There have been many Button Configurations tried out for Persona 4 Arena, and one that has become fairly prevalent and a favorite amongst many players is a unique layout that hasn't really been used in any other mainstream Fighting Game. Not surprising, though, considering how many button combinations there are in this game. This can be easily considered an alternate to the Guilty Gear layout, but with some distinct advantages.
If you look at it, every combination, even the awkward Burst, are very convenient. In fact, this may have the BEST 1-More Cancel and Burst combinations out of all 6 layouts. The only odd combination is for Furious Attack, with the buttons as far apart as possible, but again it's nothing you can't get used to very quickly. Like the Guilty Gear layout, you may even consider adding a shortcut below C or D to act as the Furious Attack, which will make that awkward combination moot.

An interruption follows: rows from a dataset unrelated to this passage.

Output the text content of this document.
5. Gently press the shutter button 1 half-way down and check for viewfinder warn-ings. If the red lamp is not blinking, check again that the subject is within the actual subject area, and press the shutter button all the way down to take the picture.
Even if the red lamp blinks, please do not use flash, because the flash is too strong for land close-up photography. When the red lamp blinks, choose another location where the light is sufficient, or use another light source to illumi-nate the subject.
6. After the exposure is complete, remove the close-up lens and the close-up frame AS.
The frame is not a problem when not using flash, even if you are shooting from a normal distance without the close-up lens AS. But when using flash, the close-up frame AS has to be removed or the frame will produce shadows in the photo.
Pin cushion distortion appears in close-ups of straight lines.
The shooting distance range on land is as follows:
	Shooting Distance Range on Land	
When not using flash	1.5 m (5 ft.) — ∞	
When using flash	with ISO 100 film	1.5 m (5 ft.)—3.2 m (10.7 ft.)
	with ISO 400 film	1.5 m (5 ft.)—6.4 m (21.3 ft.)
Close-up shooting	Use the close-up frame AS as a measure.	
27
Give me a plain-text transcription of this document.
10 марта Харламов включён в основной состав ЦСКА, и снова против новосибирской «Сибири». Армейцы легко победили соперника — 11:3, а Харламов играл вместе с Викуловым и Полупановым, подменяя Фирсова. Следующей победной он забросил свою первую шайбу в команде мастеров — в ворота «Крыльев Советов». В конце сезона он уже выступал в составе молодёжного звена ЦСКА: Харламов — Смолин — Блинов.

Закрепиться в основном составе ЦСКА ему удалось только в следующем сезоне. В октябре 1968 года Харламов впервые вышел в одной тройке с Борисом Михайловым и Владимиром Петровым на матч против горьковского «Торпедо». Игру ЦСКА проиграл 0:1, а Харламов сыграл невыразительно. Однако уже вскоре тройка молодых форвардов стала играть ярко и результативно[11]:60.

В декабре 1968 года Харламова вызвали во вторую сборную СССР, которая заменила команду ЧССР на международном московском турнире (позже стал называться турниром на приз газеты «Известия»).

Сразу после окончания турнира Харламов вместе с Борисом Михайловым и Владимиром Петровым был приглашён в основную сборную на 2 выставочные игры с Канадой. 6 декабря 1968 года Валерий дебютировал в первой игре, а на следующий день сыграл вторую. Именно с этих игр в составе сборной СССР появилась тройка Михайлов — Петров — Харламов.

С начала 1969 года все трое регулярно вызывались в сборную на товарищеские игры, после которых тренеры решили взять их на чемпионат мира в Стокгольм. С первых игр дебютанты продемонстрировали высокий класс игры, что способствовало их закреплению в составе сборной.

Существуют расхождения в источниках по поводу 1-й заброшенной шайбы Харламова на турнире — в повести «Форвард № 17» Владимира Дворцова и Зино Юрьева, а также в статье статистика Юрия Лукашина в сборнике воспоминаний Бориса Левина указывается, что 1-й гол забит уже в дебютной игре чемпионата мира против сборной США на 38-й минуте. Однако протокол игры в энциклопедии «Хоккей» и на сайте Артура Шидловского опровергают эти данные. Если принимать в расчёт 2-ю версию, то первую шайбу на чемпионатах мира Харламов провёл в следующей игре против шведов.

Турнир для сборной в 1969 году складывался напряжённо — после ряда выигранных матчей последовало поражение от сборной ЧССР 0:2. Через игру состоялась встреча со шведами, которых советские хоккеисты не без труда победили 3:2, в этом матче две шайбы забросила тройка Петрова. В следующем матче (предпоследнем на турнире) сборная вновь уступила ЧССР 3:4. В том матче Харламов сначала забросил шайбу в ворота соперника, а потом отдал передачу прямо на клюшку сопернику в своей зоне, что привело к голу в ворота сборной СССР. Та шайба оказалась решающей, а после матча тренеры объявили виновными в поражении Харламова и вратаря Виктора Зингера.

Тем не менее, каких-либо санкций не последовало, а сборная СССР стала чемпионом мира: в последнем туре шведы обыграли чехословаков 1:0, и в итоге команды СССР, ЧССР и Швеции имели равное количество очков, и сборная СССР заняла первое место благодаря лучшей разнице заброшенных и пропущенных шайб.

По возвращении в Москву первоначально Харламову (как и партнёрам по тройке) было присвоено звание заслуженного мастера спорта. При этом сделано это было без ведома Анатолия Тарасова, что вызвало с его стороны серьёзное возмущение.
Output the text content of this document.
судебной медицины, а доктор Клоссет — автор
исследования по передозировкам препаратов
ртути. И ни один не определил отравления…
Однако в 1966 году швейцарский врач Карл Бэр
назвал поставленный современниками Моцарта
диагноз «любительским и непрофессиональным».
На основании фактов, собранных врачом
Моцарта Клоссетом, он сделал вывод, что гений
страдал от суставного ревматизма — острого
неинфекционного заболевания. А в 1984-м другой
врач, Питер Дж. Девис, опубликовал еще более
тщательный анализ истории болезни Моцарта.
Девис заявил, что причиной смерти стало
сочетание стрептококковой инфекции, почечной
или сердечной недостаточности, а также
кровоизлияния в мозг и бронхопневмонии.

I actually do recommend trying this layout for all players who find the default layout uncomfortable. If the default layout is fine for you, use that layout. But if you are desperately looking for something different that is more comfortable, this may be the best choice for you, especially if you didn't come from a Street Fighter background.
Be warned, though... if you are a Guilty Gear player, A and B being swapped might be a bit confusing at first. It may take some time getting used to having the weakest attack at the upper left instead of the bottom left. Try switching between this and the Guilty Gear layout to see which feels better in the end.
And for those who want to look at all the button configs at the same time to get a comparison between them and to see if you can find one, in particular, that you like, here's a handy-dandy chart of all the layouts described above put together on one page. Use this to study the different button combinations by comparing the buttons within one column to see how some configs have a distinct advantage over other configs.
From a recommendation standpoint, though, I would always try starting with the Default config and seeing if you can grow accustomed to it. If that doesn't work, go with the Unique Layout. However, the only caveat to that is if you are coming from a Street Fighter background. If that's the case, go with the Street Fighter layout instead and see how that works out. If THAT doesn't work, THEN try the Unique Layout. And I do recommend avoiding the Marvel 3 layout at all costs, but, again, people can get used to all sorts of weird things.